Video, mit Lyrics. Sonnenuntergang am See. Lied: Alabaster von Rend Collective

Es ist nicht leicht, etwas hinter sich zu lassen, das den Großteil des eigenen Lebens geprägt hat. Es ist vertraut, so wie eine Heimatstadt vielleicht vertraut ist. Man geht die Wege automatisch, mit geschlossenen Augen. Man weiß, wo man was findet, wo die schönen Plätze sind - und sie alle erzeugen ein Echo, eine Welle von Emotion, Erinnerung, Heimat. Und so erinnere ich mich. Ich erinnere mich an so viel, und mein Herz wird schwer, traurig, vielleicht manchmal melancholisch. Es fühlt sich beraubt, obwohl sich eine Hand sanft, aber bestimmt auf meine Schulter legt und mit Entschiedenheit sagt: "Komm. Es ist Zeit. Es ist Zeit, zu gehen." In meiner Hand? Ein Rucksack, gefüllt mit dem, was ich mitnehme, während ich das Haus hinter mir brennen sehe, den verräterischen Rauch aufsteigen sehe, der nach und nach Flammen schlägt. Ich weiß, wenn ich zurückschaue, in ein paar Jahren, wird nichts mehr vertraut sein, nichts mehr, wie es war. Und es hat schon begonnen.

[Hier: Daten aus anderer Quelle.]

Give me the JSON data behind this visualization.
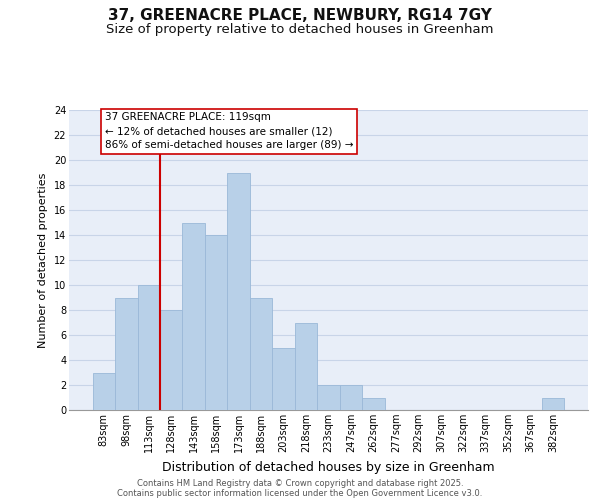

Ich war lange Jahre Teil der evangelikalen Szene. Nicht, weil meine Eltern Teil von ihr gewesen wären, nicht, weil ich als Gemeindekind in diesen engen, oft abgegrenzten Strukturen aufgewachsen wäre. Nein. Ich kam freiwillig, wie eine Zugezogene, und vieles blieb mir fremd, erfüllte mich mit Skepsis, mit Fremdheit. Aber ich fand auch Heimat, irgendwo zwischen den dominierenden Straßenzügen. Ich fand viele Augenblicke tiefster Verbundenheit, und ich liebte diese Menschen, diese Atmosphäre. Am meisten aber, und das hat sich nicht geändert, liebte ich Jesus.


Wie beginne ich eine Seite, ein Projekt, das strukturellen Missbrauch benennt? Vielleicht, in dem ich erst einmal sage und erkläre, was das überhaupt sein soll- struktureller Missbrauch, was für ein Wort, ne? Gestelzt, technisch irgendwie. Aber wenn wir ihn nicht verstehen, dann ist für viele, die so wie ich gegangen sind, niemals klar, dass vieles, was sie erlebten, nicht persönlich war. Struktureller Missbrauch ist etwas, das dort entsteht, wo die Struktur, das Konzept, die Vision oder die Ideologie wichtiger wird als der Mensch. Und es sind Wellen, in denen Gott diese Strukturen immer wieder erschüttert. Er tut es, indem er Menschen herausruft, die Glauben wieder anders denken- und oftmals einfach ursprünglicher, einfacher, freier. Und befreit von dem Staub auf den Schränken, den keiner sehen will, dem Dreck unter dem Teppich, der dort gut aufgehoben schien.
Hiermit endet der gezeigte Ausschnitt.